Once upon a time, bots were a rarity. In a central chess chat site you’d come across one now and then, and they were pretty much ignored by the veteran players; however, you would occasionally get some newbie who would, to the amusement of many, try to engage a bot in conversation. (Not really so stupid I guess: every one of you who as a youth made love to a Playboy foldout raise your hands now.) The newbie would be exchanging vital stats (such as A & L) and witticisms with the bot until some avuncular soul such as myself gently clued them in;

Mahone: “Hey, dude, what are you? An idiot? That’s a bot you’re trying to knock boots with.”

Newbie: “A what?”

Mahone: “A bot.”

Then you explain that his lust has been stimulated by a very simple program generating useless drivel, which info, more than likely, causes him to shrivel.

But then, all the porn sites saw that the bots were a good thing. Now, on a Yahoo Chess chat site, there is usually nobody chatting – only various bots, each uttering their inanities in an attempt to lure males to their respective porn sites. They’ve run everyone off the chat site; a pond so full of lures that the fish have fled. Now, the Yahoo chat rooms are usually empty, like a virtual ghost town. Like tumble weeds, the bots are the only semblance of life. It’s eerily like a Twilight Zone episode, one of those where all the people are gone but the machines go on ad infinitum, mindlessly performing their assigned tasks as if everything were normal. Each bot speaks its meaningless drivel in turn, but they exist in a virtual vacuum, where no one hears them.

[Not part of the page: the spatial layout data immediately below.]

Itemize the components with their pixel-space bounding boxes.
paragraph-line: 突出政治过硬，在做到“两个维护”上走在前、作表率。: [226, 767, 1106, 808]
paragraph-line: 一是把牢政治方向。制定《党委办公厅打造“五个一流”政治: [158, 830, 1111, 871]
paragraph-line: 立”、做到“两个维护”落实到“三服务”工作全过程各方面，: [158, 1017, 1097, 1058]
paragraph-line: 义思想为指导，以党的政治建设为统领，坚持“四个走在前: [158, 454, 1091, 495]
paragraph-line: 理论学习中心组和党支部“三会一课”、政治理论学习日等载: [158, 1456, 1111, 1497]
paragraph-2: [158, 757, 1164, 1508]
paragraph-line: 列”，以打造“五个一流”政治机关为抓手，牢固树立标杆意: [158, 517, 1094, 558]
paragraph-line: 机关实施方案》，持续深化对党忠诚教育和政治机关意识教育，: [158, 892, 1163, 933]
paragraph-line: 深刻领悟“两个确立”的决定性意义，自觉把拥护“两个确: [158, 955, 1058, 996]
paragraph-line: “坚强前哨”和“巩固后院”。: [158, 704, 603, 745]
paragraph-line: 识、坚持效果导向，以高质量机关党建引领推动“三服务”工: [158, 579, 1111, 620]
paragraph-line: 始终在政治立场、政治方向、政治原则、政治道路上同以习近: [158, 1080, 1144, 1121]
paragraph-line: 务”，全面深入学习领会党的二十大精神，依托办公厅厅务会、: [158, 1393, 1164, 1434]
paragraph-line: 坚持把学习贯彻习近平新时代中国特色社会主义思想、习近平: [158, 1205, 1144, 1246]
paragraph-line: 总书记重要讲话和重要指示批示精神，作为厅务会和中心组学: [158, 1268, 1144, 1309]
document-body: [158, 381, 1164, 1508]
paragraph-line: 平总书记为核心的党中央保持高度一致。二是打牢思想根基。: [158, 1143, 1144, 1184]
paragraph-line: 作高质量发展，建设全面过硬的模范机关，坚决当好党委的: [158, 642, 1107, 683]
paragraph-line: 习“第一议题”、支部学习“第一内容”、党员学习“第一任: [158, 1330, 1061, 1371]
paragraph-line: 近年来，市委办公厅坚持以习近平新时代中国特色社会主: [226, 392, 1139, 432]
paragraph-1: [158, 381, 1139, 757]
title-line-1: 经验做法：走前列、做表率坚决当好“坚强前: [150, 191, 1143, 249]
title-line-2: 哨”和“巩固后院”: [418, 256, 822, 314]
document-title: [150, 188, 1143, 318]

And thus it will remain until Yahoo’s Central Committee comes up with a bot-killer program, which I suppose would work something like this:

A Cute Girl: “Hello, I’m twenty and I love to pose for . . . ARRRRGGGGGG!”

Maybe they could have explosions and flashing lights on the chat site every time they offed a bot? That would save the chat rooms and keep the MTV generation interested.

Well, since I can’t play poker, and I’m a little tired of chess for today, what can I do? What? Your cat is walking across your keyboard? Your boyfriend has left you and you have some fascinating new pictures? . . . Hold on a minute. Where is the location of your web site again?